A fair, simple and sustainable tax system is necessary to provide the essential public services and infrastructure that enables us to live, learn, age and work safely. Taxes pay for hospitals, schools, roads and a range of vital community and business services that allow our country to prosper.
While tax revenue underpins the government’s ability to operate in all areas, it is especially important for vulnerable and disadvantaged people who rely on community services and support.
Australia is not a high-taxing country by world standards. As the table below shows (sourced from OECD statistics) as a percentage of the economy, we are among the lowest taxing in the OECD.
With this relatively low base there is now a growing concern that the tax system is not raising enough money to meet community needs. The following graph tracks revenue and expenditure at the Commonwealth level, and while the forward projections see a return of revenue, these are based on very optimistic projections of economic growth.
State revenues have similar issues and in a landmark paper in 2014, the Grattan Institute analysed current and projected revenues and expenditures and highlighted the problems of meeting health and other government expenditure in the long term.

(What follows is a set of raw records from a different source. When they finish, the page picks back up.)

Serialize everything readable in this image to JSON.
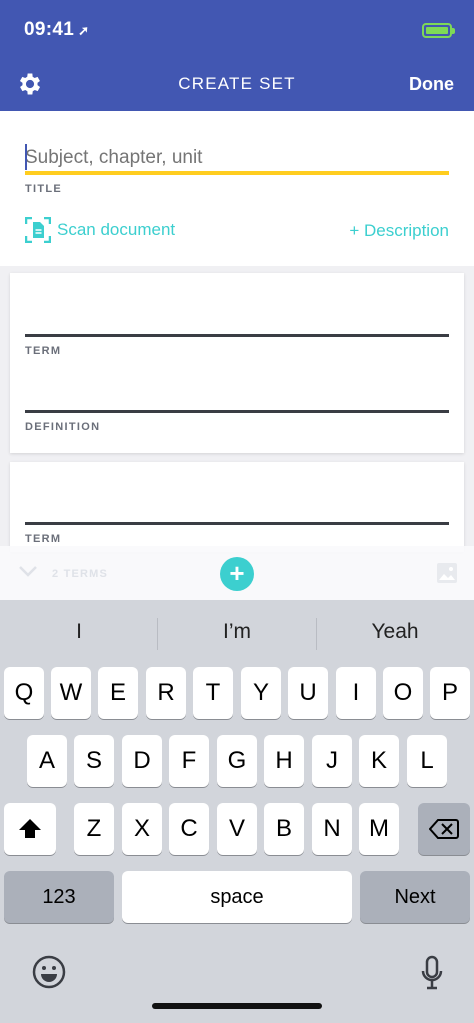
{
  "status_bar": {
    "time": "09:41",
    "location_glyph": "➚"
  },
  "nav": {
    "title": "CREATE SET",
    "done_label": "Done"
  },
  "title_field": {
    "placeholder": "Subject, chapter, unit",
    "label": "TITLE"
  },
  "actions": {
    "scan_label": "Scan document",
    "description_label": "+ Description"
  },
  "cards": [
    {
      "term_label": "TERM",
      "definition_label": "DEFINITION"
    },
    {
      "term_label": "TERM"
    }
  ],
  "accessory_bar": {
    "terms_count": "2 TERMS",
    "add_glyph": "+"
  },
  "keyboard": {
    "suggestions": [
      "I",
      "I’m",
      "Yeah"
    ],
    "row1": [
      "Q",
      "W",
      "E",
      "R",
      "T",
      "Y",
      "U",
      "I",
      "O",
      "P"
    ],
    "row2": [
      "A",
      "S",
      "D",
      "F",
      "G",
      "H",
      "J",
      "K",
      "L"
    ],
    "row3": [
      "Z",
      "X",
      "C",
      "V",
      "B",
      "N",
      "M"
    ],
    "numbers_label": "123",
    "space_label": "space",
    "next_label": "Next"
  },
  "colors": {
    "header": "#4257b2",
    "accent": "#3ccfcf",
    "title_underline": "#ffcd1f",
    "battery": "#7ed957"
  }
}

This conclusion from many analysts is that at both federal and state levels there is a structural budget problem which will confront government of any political colour. To some extent this was hidden over the last decade by favourable terms of trade driven by the mining boom, but the budget problems in the coming years will not be overcome simply by relying on economic growth or cutting expenditure (which itself undermines community and growth potential). There is clearly a revenue problem which will need to be addressed by reforming the tax system - at a minimum by restoring tax revenues to previous (pre-GFC) levels at both state and federal levels.
However, the taxation system does more than simply raise revenue for government and accordingly there are other issues, in particular in relation to fairness and efficiency of taxes. Fairness is required both for the legitimacy of the tax system, and because the tax system (alongside government income support and supply of public goods) is crucial to providing a more equal society. For SACOSS, fairness in taxation requires that there is a greater contribution from those with a greater capacity to pay. Accordingly SACOSS tends to support progressive taxes like income taxes where the rates increase with income, while we are concerned about regressive taxes (including flat rate taxes like the GST) which tend to fall disproportionately on poorer households.
SACOSS will be developing positions and providing public information and comment on these in the near future.
Daley, J. Budget Pressures on Australian Governments 2014, The Grattan Institute, Melbourne.
McAuley, I. "Turnbull's Mini Economic Summit: A Chance to Finally Think Big on Spending and Tax Reform", New Matilda, 29 September 2015.
Interview with Ken Henry, ABC 7.30, 22 September 2015.